Stakeholders in the real estate sector say that the Lagos State government needs to reconsider the terms of its partnership with private sector operators in order to deliver housing on a scale and price level capable of bridging the huge housing deficit in the state with population in excess of 20 million.
The stakeholders say that the main problem with the Lagos state housing model is in its pricing, which is often above the heads of most of those who require to own their homes.
This problem they say can be resolved by following the Jigawa model, in which the state government provides land free of charge to their private partner developers, thus reducing production costs, and consequently the price at which the houses are sold to the public.
In the Lagos State model, they say, land is not absolutely free because apart from the fact that land is ‘scarce’ in the state, a lot depends on the size of the land that the private developer wants and the location where he wants it, adding that much negotiation goes into the partnership , unlike the earlier example, where government gives out land unconditionally.
The stakeholders who spoke amidst doubts enveloping the implementation of the much celebrated Lagos Mortgage Home-ownership Scheme (HOMS), say that the state government’s approach to providing housing for the poor is inadequate because the demand far outstrips supply and the prices of the houses so far built for the scheme are beyond the reach of the would be buyers.
Three times the state government has indicated its intention to begin the allocation of about 5,000 housing units said to be ready under the HOMS programme, and thrice it has shifted it; from September to December 2013, and from January to February 2014.
Aside the fact that the housing units will be acquired through a mortgage arrangement, comprehensive modalities for their allocation, less than one month to the new February proposed date, remain vague and unknown to most members of the public, with the completed units allegedly going for prices beyond the reach of millions of people who truly need their own houses in the state.
Lagos state governor, Babatunde Fashola, it is said, will personally unveil the terms for accessing the houses.
BusinessDay reliably gathered from a source within the state ministry of housing, that houses in the Emeka Anyaoku Estate, in Ikeja GRA, which is one of the estates completed for the HOMS project, are going for N35 million each, while the three/four-bedroom flats at Gbagada, which are also ready, will be offered for between N10 million and N15 million.
Analysts are of the view that the high prices at which the government intends to offer the houses will defeat the purpose of bridging the housing deficit, as low income earners who constitute the majority of home seekers cannot afford them.
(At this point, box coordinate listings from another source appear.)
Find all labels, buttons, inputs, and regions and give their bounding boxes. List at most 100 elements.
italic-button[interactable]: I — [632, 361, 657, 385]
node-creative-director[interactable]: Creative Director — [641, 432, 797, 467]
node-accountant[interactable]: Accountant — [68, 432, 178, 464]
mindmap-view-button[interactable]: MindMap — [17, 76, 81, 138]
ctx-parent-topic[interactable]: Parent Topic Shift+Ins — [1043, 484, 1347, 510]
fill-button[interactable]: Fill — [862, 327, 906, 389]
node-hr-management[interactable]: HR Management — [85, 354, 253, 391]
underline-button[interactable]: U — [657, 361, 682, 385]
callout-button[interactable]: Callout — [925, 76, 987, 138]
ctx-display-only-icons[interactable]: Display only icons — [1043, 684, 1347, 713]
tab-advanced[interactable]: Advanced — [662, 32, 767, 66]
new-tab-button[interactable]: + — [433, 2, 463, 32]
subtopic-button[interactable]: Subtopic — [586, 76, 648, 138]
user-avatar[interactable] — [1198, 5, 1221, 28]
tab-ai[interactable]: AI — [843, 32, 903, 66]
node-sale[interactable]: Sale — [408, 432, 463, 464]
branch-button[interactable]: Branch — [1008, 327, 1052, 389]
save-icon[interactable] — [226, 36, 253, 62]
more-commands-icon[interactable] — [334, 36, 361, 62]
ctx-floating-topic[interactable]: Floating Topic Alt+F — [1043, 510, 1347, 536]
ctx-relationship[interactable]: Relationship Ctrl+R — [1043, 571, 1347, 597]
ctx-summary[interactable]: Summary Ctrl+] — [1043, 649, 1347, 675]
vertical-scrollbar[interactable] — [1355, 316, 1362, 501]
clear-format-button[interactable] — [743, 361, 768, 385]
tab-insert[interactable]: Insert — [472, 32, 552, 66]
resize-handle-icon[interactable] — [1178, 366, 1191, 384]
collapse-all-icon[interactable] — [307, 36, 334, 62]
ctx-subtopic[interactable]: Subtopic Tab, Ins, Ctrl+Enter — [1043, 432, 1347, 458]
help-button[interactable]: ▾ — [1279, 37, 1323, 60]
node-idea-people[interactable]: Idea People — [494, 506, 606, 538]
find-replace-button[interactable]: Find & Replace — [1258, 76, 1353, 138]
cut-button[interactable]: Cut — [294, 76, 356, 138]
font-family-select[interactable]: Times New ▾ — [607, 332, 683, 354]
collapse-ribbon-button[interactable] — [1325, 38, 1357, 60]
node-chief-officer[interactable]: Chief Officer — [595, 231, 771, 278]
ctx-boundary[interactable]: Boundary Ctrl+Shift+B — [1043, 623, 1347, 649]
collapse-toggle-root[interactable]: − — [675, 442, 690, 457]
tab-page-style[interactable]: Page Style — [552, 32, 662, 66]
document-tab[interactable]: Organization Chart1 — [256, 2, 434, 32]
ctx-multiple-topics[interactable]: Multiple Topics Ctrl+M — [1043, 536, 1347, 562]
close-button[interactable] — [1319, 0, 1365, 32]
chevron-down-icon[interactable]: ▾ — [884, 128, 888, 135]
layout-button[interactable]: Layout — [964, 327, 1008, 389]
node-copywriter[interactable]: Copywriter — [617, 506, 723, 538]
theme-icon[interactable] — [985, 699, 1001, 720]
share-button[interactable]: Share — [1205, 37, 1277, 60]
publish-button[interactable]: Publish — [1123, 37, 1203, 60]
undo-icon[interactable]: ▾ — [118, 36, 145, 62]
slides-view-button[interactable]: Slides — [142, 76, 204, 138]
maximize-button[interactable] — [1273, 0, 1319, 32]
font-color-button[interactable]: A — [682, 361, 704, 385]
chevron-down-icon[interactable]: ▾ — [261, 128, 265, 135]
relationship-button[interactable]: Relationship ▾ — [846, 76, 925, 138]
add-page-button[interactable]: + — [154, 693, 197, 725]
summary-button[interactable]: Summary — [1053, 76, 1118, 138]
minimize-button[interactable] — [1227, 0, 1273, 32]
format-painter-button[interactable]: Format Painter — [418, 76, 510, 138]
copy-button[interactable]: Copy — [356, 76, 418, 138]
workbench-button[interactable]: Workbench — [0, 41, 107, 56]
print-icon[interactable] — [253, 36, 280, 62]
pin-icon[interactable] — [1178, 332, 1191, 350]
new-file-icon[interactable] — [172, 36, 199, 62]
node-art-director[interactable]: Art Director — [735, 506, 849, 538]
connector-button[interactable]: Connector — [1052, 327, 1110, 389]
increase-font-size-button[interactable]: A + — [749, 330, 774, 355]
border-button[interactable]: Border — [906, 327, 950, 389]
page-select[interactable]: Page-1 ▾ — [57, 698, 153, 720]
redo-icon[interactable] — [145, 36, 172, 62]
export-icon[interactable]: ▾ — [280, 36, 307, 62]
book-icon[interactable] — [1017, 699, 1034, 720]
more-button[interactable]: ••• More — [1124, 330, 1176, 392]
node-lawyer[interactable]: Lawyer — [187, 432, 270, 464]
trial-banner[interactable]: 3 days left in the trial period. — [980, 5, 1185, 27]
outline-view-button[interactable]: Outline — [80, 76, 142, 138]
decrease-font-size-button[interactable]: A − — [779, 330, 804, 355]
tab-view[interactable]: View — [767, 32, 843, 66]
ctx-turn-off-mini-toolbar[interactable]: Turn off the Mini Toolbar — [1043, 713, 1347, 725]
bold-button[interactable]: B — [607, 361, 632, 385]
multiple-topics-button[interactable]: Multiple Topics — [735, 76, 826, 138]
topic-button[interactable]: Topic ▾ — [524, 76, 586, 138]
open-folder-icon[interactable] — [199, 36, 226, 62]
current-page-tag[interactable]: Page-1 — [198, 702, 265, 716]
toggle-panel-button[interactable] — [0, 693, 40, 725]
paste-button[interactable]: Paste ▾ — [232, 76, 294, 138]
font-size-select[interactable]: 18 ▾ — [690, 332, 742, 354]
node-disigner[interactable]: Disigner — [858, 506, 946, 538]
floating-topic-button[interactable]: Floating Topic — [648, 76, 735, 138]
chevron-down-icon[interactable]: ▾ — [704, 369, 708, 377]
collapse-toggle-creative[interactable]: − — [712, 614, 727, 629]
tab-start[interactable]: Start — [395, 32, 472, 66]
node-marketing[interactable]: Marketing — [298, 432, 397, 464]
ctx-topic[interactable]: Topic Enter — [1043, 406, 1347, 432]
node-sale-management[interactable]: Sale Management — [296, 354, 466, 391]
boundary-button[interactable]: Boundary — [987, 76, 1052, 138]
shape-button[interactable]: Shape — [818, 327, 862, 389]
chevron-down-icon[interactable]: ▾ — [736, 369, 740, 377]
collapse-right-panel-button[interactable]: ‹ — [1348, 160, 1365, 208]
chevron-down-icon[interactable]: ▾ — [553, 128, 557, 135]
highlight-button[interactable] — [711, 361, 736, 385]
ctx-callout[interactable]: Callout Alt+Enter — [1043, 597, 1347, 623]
This they say will expose the houses to the rich who already own their homes but would buy the said houses to resell for profit, or rent out to the same low to mid income earners, for whom the scheme was intended in the first place.
The stakeholders say Lagos needs volume affordable housing to bridge its housing deficit, adding that it is difficult to do this form of housing without making land available to the private sector, with whom the government should effectively partner.
Jide Awosode, president/CEO, Grant Properties Limited, says he does not do mass housing because he is neither a philanthropist nor a government, stressing that the business of mass housing in a certain perspective, belongs to government.
“But if anybody wants me to do mass housing, I will do it on the condition that I must get land free of charge, or at least it must be given to me at a huge concession. Also, I must get title for the land just by asking, that is, once I apply, I am given. Even at that, it must be given to me almost free of charge or at a huge concession”, he told BusinessDay.
Hakeem Ogunniran, the Managing Director of UAC Property Development Company (UPDC)Plc, shares this view, arguing, “if as a developer you have to buy your land from the open market as other people do, it means you have to undergo the same approval and permitting processes; you actually have to struggle to get the land ready for development. After all this, it will be difficult for you to come up with a selling price that will be agreeable to you as developer, or a price that will be affordable for the buyer”.
He recommended that government should create a separate window for affordable housing and all developers have to key into it, explaining, “what that means is creating another category of products that will appeal to that segment of the market”.
A developer who did not want to be named, disclosed to BusinessDay that acquiring land for development in Lagos is enough to send somebody out of business, explaining that paying as much as 15-21 percent of the value of the land for titling does not make business sense.
“When you are working in partnership with the state government, you have to pass through all the approval processes and yet turn round to share your profit with the government; that to me is not partnership”, he said, recommending the Jigawa State example for the state.
In Jigawa State, he explained, government in its determined effort to provide housing for the citizens, is partnering with private developers to whom it gives free land to develop housing and sell at affordable prices to the people.
Lagos has the biggest housing problem in Nigeria and according to a report on the state of the housing market in the state published by Pison Housing Company in 2009, “65 percent of the state’s 18 million people live in rented accommodation, spending over 50 percent of their income on house rent”.